We reach a door. It is a closed campground but there is some light coming out from the house: Hurrah! A place to finally stop and seek refuge. At the door stands a wide middle-aged Turkish patriarch with a gold tooth, strong jaw, sunken-looking eyes and an apparent repellent personality. After looking at us from top to bottom in a very skeptic almost disgusted manner in an intense moment for thought, he shakes his head, turn his back and leave. His wife seems a bit concerned about my apparent insistence for help, but she keeps looking back and forth at him going away and me standing here shaking her arm. I take the opportunity of apparent confusion in her mind to perform an over enlivened imitation of the hidden stalker who forced us to run away, and it works.

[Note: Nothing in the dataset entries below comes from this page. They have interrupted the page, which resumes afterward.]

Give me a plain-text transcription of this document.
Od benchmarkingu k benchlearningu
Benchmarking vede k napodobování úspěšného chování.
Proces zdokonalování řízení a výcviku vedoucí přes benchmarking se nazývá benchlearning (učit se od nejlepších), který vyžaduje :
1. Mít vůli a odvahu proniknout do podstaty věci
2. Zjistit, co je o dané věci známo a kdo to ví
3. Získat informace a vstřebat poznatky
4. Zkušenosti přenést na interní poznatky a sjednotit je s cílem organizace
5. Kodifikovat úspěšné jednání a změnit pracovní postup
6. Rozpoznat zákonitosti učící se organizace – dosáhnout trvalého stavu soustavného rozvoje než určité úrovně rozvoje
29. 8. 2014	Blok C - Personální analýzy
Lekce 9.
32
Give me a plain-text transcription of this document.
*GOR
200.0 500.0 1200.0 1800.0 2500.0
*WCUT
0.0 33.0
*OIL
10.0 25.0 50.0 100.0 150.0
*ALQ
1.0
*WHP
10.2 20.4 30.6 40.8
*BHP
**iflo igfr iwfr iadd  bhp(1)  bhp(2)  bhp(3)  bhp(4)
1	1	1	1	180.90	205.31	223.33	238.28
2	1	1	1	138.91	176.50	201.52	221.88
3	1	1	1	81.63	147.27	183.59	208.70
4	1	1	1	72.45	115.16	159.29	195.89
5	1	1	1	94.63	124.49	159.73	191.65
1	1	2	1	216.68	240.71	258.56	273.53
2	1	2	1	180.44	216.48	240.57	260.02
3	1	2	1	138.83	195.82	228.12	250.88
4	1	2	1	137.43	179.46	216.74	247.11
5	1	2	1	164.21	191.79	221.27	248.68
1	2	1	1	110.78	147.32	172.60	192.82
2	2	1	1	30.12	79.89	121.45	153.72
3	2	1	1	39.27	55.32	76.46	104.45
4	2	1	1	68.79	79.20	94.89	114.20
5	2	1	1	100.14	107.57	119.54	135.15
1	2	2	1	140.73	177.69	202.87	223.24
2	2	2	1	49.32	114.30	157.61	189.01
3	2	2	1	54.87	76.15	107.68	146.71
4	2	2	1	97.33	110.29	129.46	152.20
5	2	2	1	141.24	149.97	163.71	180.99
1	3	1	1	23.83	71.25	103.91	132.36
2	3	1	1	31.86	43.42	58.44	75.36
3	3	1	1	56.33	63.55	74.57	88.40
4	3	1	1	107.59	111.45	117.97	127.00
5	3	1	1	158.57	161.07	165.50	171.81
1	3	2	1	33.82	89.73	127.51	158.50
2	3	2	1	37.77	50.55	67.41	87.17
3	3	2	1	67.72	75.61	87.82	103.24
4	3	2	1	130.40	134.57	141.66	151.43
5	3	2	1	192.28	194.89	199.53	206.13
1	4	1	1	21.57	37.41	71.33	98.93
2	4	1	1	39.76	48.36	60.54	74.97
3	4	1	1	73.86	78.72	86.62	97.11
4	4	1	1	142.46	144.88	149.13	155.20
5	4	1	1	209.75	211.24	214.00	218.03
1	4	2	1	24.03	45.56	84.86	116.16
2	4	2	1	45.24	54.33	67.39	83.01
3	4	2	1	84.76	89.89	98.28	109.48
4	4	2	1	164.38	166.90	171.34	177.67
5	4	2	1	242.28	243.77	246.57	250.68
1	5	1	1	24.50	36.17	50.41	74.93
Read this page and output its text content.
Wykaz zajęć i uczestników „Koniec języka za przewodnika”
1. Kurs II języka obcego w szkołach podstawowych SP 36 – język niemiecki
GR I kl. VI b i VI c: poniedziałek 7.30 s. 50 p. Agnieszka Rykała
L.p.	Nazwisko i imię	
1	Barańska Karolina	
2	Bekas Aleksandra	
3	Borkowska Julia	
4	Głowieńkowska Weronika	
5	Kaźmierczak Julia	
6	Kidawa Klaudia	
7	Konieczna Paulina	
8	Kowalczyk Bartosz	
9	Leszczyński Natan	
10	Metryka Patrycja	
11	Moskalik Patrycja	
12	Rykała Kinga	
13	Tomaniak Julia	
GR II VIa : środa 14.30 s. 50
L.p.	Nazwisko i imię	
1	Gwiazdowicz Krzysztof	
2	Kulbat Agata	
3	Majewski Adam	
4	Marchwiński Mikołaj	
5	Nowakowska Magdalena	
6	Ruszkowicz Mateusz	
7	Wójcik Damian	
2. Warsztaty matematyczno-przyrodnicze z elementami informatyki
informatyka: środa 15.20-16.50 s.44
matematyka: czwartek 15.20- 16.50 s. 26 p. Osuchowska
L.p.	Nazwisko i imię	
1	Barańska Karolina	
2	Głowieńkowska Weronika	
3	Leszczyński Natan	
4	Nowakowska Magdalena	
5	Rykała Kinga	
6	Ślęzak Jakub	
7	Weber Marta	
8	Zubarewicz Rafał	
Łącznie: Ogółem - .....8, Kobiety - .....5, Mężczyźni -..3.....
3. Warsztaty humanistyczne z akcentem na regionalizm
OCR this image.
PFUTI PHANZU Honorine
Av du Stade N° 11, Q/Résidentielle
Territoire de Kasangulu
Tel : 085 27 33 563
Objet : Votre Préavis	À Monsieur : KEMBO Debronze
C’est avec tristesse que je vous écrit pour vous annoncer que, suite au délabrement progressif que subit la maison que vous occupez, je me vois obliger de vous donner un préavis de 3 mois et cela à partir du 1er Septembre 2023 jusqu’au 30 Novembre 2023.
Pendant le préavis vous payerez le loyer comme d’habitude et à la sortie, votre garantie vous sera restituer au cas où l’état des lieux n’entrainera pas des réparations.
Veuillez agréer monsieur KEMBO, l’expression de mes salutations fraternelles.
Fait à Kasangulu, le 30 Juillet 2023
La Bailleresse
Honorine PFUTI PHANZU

Her expression goes from anxious to amused and she finally screech to the boss she is setting us up on the campground. Relief. Tent. Food. Sleep.

It is cowardly by a bright day that I realize that maybe; the potential danger was not too real. But whatever, in those unknown sensitive situations of large exposition, you do listen to your guts. After all we are some kind of animal wandering in the jungle of the world, so what a better place for our instinct to actually improve and express themselves? None that I know of. Also, I get to observe the high level of correlation existing between my behavior and the one of the people we met that night. It is very obvious and full of good sense: If you are scared, you scare people. They don’t want you to spread your fear, may it be rational or not and they have no interest either for your troubles to become theirs. It is nothing about being generous or not anymore, it is about being safe and instinctive, so don’t freak out so they won’t.